Description automatically generated

Meskipun ekspektasi pertumbuhan ke depan tidak bisa diharapkan menyamai angka yang sudah terjadi dalam satu dekade ke belakang, setidaknya hal itu memberikan gambaran betapa kehidupan kita saat ini tidak bisa lepas dari penggunaan data telekomunikasi.

Keempat, industri telekomunikasi adalah industri yang memiliki barrier of entry yang sangat tinggi. Industri ini membutuhkan modal yang besar (capital intensive) untuk menjadi salah satu pemain di dalamnya. Bayangkan saja biaya yang harus dikeluarkan untuk satelit, pembangunan data center, pembangunan puluhan ribu menara pemancar, dll. 
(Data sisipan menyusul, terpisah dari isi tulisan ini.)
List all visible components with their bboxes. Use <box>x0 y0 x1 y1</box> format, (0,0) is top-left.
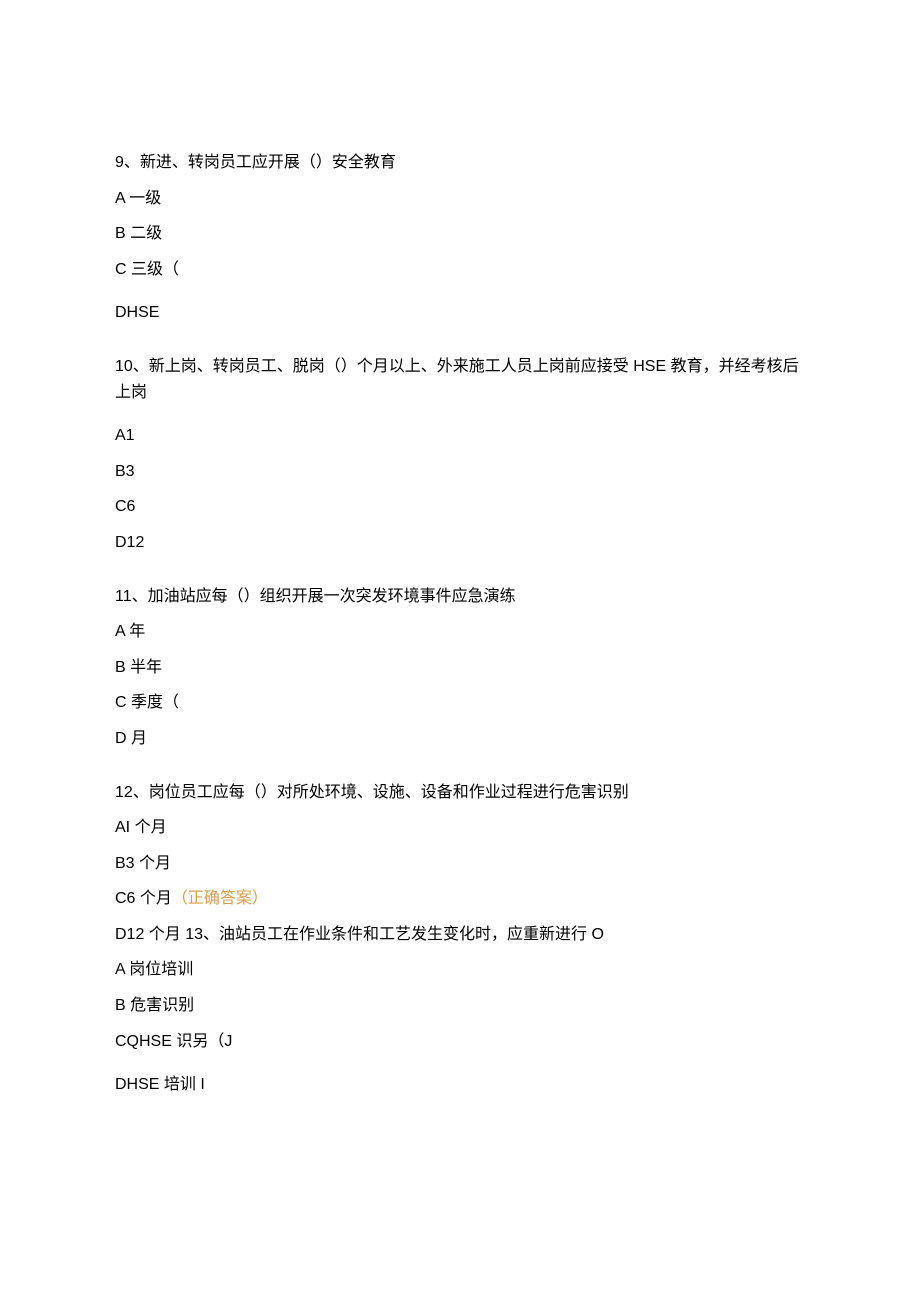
question-11-option-a: A 年 <box>115 619 805 645</box>
correct-answer-label: （正确答案） <box>172 890 268 907</box>
question-11-text: 11、加油站应每（）组织开展一次突发环境事件应急演练 <box>115 584 805 610</box>
question-12: 12、岗位员工应每（）对所处环境、设施、设备和作业过程进行危害识别 AI 个月 … <box>115 780 805 1098</box>
question-9-option-a: A 一级 <box>115 186 805 212</box>
question-12-option-d-and-13: D12 个月 13、油站员工在作业条件和工艺发生变化时，应重新进行 O <box>115 922 805 948</box>
question-13-option-b: B 危害识别 <box>115 993 805 1019</box>
question-10-option-a: A1 <box>115 423 805 449</box>
question-12-option-c: C6 个月（正确答案） <box>115 886 805 912</box>
question-11-option-b: B 半年 <box>115 655 805 681</box>
question-10-option-b: B3 <box>115 459 805 485</box>
question-12-option-c-text: C6 个月 <box>115 890 172 907</box>
question-12-option-a: AI 个月 <box>115 815 805 841</box>
question-12-text: 12、岗位员工应每（）对所处环境、设施、设备和作业过程进行危害识别 <box>115 780 805 806</box>
question-13-option-a: A 岗位培训 <box>115 957 805 983</box>
question-11-option-c: C 季度（ <box>115 690 805 716</box>
question-10: 10、新上岗、转岗员工、脱岗（）个月以上、外来施工人员上岗前应接受 HSE 教育… <box>115 354 805 556</box>
question-9-option-d: DHSE <box>115 300 805 326</box>
question-13-option-d: DHSE 培训 I <box>115 1072 805 1098</box>
question-11: 11、加油站应每（）组织开展一次突发环境事件应急演练 A 年 B 半年 C 季度… <box>115 584 805 752</box>
question-9: 9、新进、转岗员工应开展（）安全教育 A 一级 B 二级 C 三级（ DHSE <box>115 150 805 326</box>
question-10-text: 10、新上岗、转岗员工、脱岗（）个月以上、外来施工人员上岗前应接受 HSE 教育… <box>115 354 805 405</box>
question-9-option-c: C 三级（ <box>115 257 805 283</box>
question-12-option-b: B3 个月 <box>115 851 805 877</box>
question-11-option-d: D 月 <box>115 726 805 752</box>
question-13-option-c: CQHSE 识另（J <box>115 1029 805 1055</box>
question-9-option-b: B 二级 <box>115 221 805 247</box>
question-10-option-d: D12 <box>115 530 805 556</box>
question-10-option-c: C6 <box>115 494 805 520</box>
question-9-text: 9、新进、转岗员工应开展（）安全教育 <box>115 150 805 176</box>
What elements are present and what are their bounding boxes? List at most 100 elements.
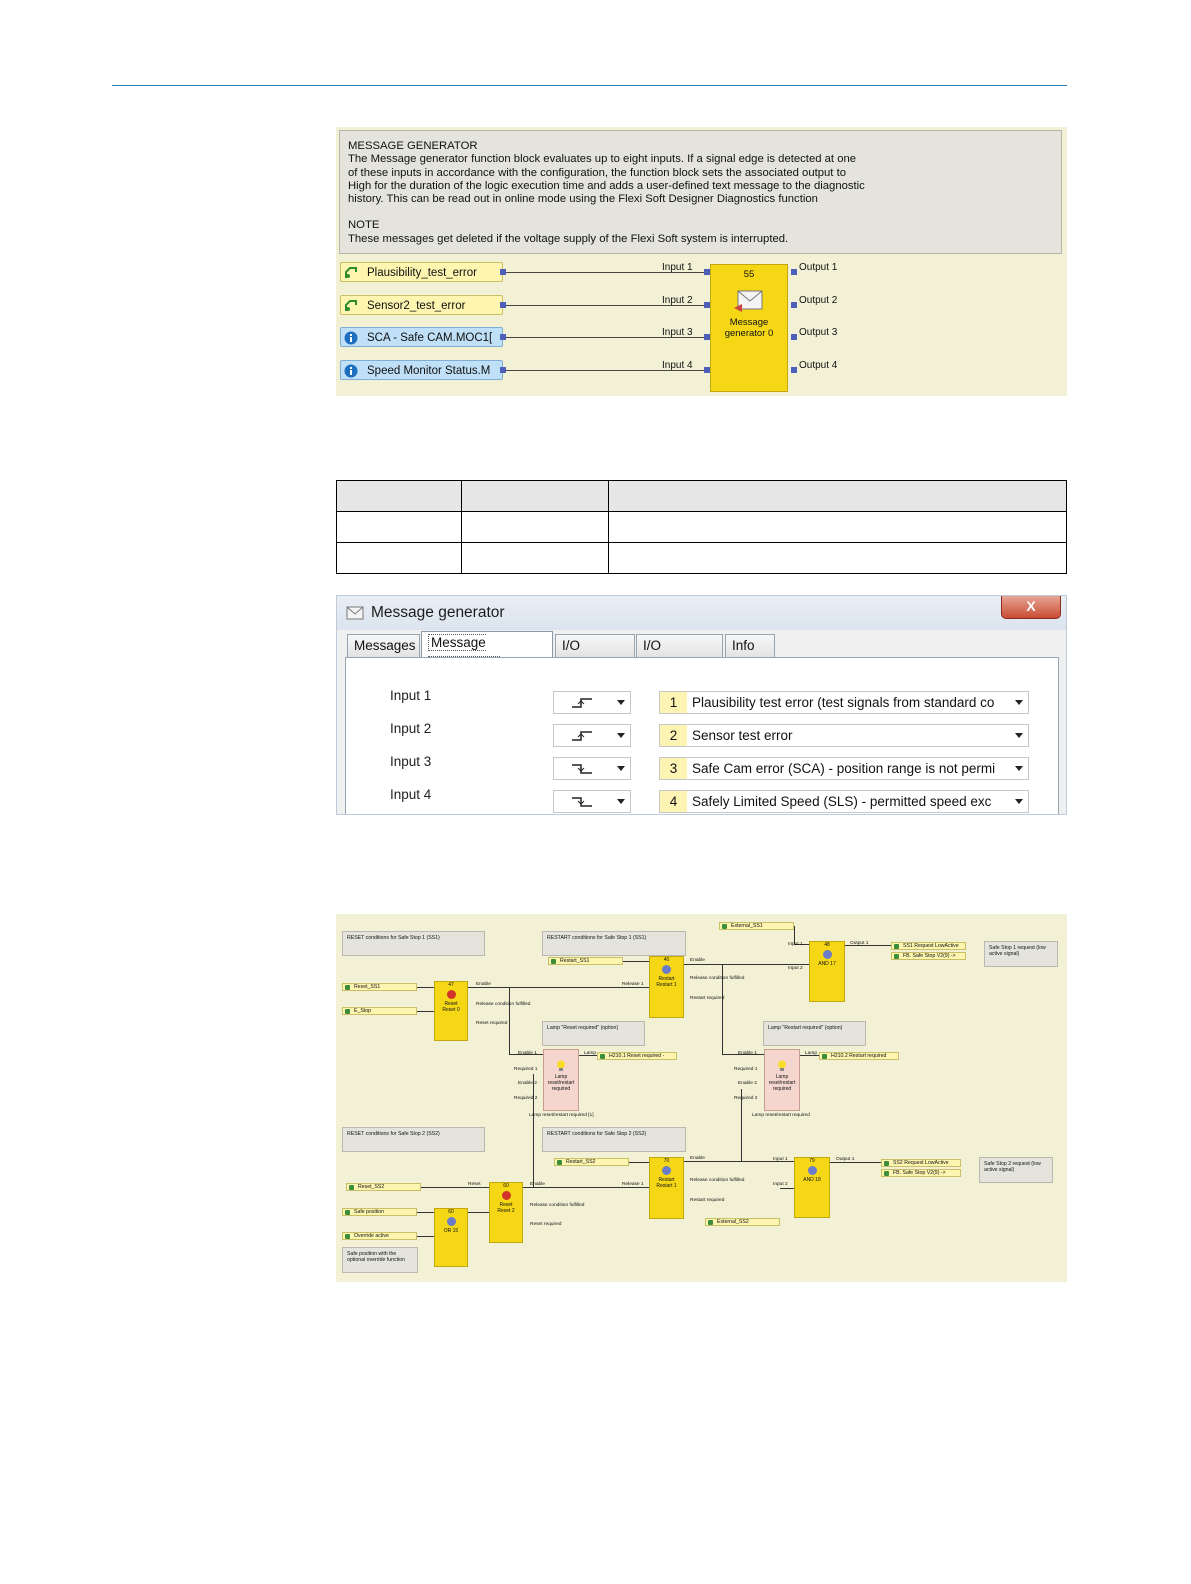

Karakter inilah yang menyebabkan hampir di semua negara, pangsa pasar industri telekomunikasi hanya dikuasai oleh beberapa pemain saja.

Dan untuk Indonesia, sepertinya TLKM masih akan menjadi salah satu pemain utama di dalamnya.

Sebagai penutup.

Kondisi TLKM saat ini memang sedang tidak disukai oleh pasar, mengingat harga sahamnya yang terus turun selama beberapa bulan terakhir. 

Tapi setelah mengetahui fakta dan angka dari laporan keuangannya, apakah anda setuju dengan Mr. Market?

DISCLAIMER: Tulisan ini bukanlah rekomendasi untuk membeli/menjual saham TLKM. Angka-angka yang digunakan di dalam tulisan ini bersifat historical dan tidak bisa menjadi jaminan untuk performa di masa depan.